The legislation, Senate Bill 359, passed the Senate 34-0 and the House 95-2 recently after lawmakers and education officials worked on a revised form of the legislation.
''All the parties involved in the crafting of this legislation shared one belief: They all believed our kids deserve the very best education possible,'' Gov. Earl Ray Tomblin said in a press release. ''We will support National Board Certified Teacher recertification, provide loan forgiveness to those educators willing to teach in critical need areas, and give our schools and teachers the power to determine the type of professional development training they need to best help students.''
Tomblin said the bill is empowering teachers to assist with the hiring process with teams of faculty members helping to choose the new teacher who can best meet their students' needs. It also provides more flexibility to schedule a school calendar that meets their needs and the mandatory 180 instructional days.

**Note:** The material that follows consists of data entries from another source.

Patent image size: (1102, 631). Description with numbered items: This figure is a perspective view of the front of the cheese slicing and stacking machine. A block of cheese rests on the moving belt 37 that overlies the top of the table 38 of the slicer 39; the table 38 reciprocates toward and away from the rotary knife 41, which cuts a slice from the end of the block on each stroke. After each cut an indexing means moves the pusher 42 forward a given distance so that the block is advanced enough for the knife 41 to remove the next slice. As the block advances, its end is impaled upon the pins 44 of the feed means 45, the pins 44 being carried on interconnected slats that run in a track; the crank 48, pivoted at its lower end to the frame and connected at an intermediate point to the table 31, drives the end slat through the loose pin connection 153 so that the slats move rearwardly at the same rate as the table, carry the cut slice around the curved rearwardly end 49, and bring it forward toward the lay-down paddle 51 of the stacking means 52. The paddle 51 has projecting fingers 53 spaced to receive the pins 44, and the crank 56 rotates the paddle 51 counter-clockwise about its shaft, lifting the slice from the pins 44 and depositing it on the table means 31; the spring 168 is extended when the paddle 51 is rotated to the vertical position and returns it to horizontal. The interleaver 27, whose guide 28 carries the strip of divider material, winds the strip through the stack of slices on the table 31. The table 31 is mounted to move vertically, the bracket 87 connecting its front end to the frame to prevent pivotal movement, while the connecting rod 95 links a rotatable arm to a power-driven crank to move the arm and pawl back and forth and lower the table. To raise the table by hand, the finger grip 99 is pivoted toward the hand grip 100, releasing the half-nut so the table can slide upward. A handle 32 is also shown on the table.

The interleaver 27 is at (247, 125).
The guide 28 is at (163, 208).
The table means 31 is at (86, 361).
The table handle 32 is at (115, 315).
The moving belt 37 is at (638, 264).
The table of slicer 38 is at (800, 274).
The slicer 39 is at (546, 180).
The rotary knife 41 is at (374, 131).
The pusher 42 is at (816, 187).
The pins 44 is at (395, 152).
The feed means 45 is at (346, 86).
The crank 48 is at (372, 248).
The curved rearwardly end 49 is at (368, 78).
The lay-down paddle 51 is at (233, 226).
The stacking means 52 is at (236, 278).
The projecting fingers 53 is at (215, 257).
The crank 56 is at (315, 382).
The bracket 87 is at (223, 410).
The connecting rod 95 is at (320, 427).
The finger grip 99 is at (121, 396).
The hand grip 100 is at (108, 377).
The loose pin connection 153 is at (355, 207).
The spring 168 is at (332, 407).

When the bill was first introduced, education groups were not in favor of it, with people protesting and holding informational pickets at the state Capitol.
The leadership of the American Federation of Teachers in West Virginia called it one of the worst bills introduced in the last 30 years, said Greg Merritt, president of the Wood County Chapter of the American Federation of Teachers.
''We were initially strongly opposed to this bill,'' he said. ''However, over the weeks the bill was worked on and changed that made it favorable to the AFT.''
Merritt said the work done to revise the legislation made it an "OK bill.''
Not everyone was happy with the bill, but it was something people could live with, he said.
Millie Stoneking, president of the Wood County Education Association, said the bill has numerous education changes and will transform subsequent school years. WVEA and WCEA members voiced their concerns regarding items in the bill.
''Portions of SB 359 concerned educators,'' she said. ''Amendments to SB 359, such as limiting the number of times a position can be posted, ensuring that elementary teachers will receive a minimum of 40 minutes planning time, preventing the reduction of planning periods for secondary teachers, studying alternative educations paths and ensuring that hiring is subjective, created a bill that was acceptable to the community, legislators and educators.''
Merritt said other positive aspects of the bill are the availability of pre-kindergarten programs statewide and other early childhood development programs. He appreciated parts of the bill that strengthened faculty senates in the hiring processes.
There are still concerns about how the school calendar might be affected in making up snow days past an established ending date for the school year.
Wood County probably would not see the kind of snow days some parts of the state could see, but in the case of a snowy winter, school districts could go late into the summer months to make up days, which is a concern to educators and parents, Merritt said.
Merritt is taking a "wait and see" approach to how some issues will be resolved once the new law is implemented and improvements can be addressed.
''It seems to me we might just have to give it a year and see how everything works out,'' he said. ''The local school boards can develop a calendar and we will just have to see how it works out.''
Merritt said in crafting any legislation dealing with education the best step lawmakers can take is include everyone who has a stake in the outcome, from parents to teachers to service personnel. He doesn't feel all of these groups were adequately represented when this bill was first introduced.
''Reform comes from all of us,'' he said.